United States, Norway make green shipping a priority at COP27


If the global shipping industry were a country, it would be the eighth-largest polluter in the world. Leaders at the COP27 summit in Egypt issued a global call for the industry to do more to address those emissions. File Photo by John Angelillo/UPI | License Photo

Nov. 7 (UPI) — The U.S. and Norwegian governments on Monday unveiled a global call from the U.N. environment summit in Egypt to the maritime shipping industry to clean up its act.

A U.N.-backed protocol dubbed IMO 2020 obligates maritime shippers to use cleaner fuels such as liquefied natural gas, methanol and ultra-clean fuel oils or have an exhaust cleaning device called a scrubber on board as part of a coordinated effort to cut emissions from the sector.

From the Egyptian resort city of Sharm El-Sheik, the U.S. and Norwegian governments said they’re upping the ante with a green shipping challenge unveiled during the opening day of the COP27 summit on the environment.

“Greenhouse gas emissions from the shipping sector are significant, increasing, and on a trajectory that is not compatible with the goals of the Paris Agreement,” they said.

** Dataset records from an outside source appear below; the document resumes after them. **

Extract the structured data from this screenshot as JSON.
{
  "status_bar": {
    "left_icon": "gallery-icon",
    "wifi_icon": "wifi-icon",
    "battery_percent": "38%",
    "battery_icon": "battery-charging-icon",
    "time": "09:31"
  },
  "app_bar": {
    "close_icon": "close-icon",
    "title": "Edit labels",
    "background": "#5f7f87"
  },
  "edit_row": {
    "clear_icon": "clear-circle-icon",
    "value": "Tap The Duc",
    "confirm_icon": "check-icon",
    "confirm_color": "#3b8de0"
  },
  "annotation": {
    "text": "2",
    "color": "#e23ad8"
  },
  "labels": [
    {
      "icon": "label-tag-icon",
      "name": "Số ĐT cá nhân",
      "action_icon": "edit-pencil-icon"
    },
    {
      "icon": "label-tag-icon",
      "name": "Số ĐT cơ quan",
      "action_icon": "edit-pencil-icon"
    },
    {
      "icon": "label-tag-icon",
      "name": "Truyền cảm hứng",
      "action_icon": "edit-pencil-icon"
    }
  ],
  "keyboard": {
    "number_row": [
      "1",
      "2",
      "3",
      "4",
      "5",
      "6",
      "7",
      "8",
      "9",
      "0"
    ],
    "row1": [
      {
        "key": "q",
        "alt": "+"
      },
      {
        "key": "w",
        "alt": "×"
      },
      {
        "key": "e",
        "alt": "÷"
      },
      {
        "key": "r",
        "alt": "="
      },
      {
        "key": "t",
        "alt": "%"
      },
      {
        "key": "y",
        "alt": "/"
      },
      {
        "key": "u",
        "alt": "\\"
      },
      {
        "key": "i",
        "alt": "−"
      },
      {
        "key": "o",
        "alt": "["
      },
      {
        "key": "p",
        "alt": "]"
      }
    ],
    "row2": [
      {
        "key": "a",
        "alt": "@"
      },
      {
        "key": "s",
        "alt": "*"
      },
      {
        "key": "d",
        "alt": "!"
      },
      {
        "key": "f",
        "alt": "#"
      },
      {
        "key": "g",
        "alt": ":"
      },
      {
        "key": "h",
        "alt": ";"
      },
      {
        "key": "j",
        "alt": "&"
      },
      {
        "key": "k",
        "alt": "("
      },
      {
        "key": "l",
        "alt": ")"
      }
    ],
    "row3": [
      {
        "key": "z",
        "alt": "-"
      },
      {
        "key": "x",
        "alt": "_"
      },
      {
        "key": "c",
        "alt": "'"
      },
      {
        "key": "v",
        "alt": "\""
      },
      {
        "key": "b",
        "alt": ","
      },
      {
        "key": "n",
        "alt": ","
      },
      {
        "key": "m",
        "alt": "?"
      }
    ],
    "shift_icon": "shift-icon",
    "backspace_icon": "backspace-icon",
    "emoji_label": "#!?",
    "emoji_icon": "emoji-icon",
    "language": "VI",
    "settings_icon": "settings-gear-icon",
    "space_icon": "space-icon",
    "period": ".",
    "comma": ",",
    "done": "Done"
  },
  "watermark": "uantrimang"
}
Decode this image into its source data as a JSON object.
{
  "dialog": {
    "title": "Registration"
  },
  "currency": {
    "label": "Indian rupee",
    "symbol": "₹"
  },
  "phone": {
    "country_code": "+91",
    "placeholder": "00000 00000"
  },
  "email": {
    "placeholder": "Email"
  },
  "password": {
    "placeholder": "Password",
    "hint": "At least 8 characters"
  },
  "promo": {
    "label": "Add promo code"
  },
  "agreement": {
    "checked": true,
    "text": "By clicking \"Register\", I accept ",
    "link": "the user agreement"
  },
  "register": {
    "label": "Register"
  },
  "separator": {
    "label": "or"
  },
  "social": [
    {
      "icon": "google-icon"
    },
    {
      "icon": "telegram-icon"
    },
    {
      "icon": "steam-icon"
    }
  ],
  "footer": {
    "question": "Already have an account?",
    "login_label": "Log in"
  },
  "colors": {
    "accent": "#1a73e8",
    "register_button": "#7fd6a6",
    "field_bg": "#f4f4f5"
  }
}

In the United States, the operators at the Port of Seattle are already working to establish a hub for clean maritime fuels, most notably for hydrogen. The port, meanwhile, could be the eventual home to an electrified offshore fleet.

From the sidelines of COP27, the U.S. government said it signed bilateral agreements with South Korea, Canada and the United Kingdom on green shipping corridors.

Norway, for its part, is working on developing ammonia as a fuel source for the shipping industry. The goal is to have four pilot projects established by next year and have three ammonia-powered vessels in service by 2026.

Organizers estimate that if the global shipping industry were a country, it would be the eighth-largest polluter in the world.

The announcement on green shipping was made by Norwegian Prime Minister Jonas Gahr Store and U.S. climate envoy John Kerry. Norway is unique in that, like the United States, it’s a major crude oil and natural gas producer, though it powers nearly all of its economy on renewable energy resources.

The country’s prime minister recently upped commitments on emissions by 5% to cut to 55% by 2030.

“This sends a strong signal to other countries, and we hope that more countries will enhance their targets as well,” Store said.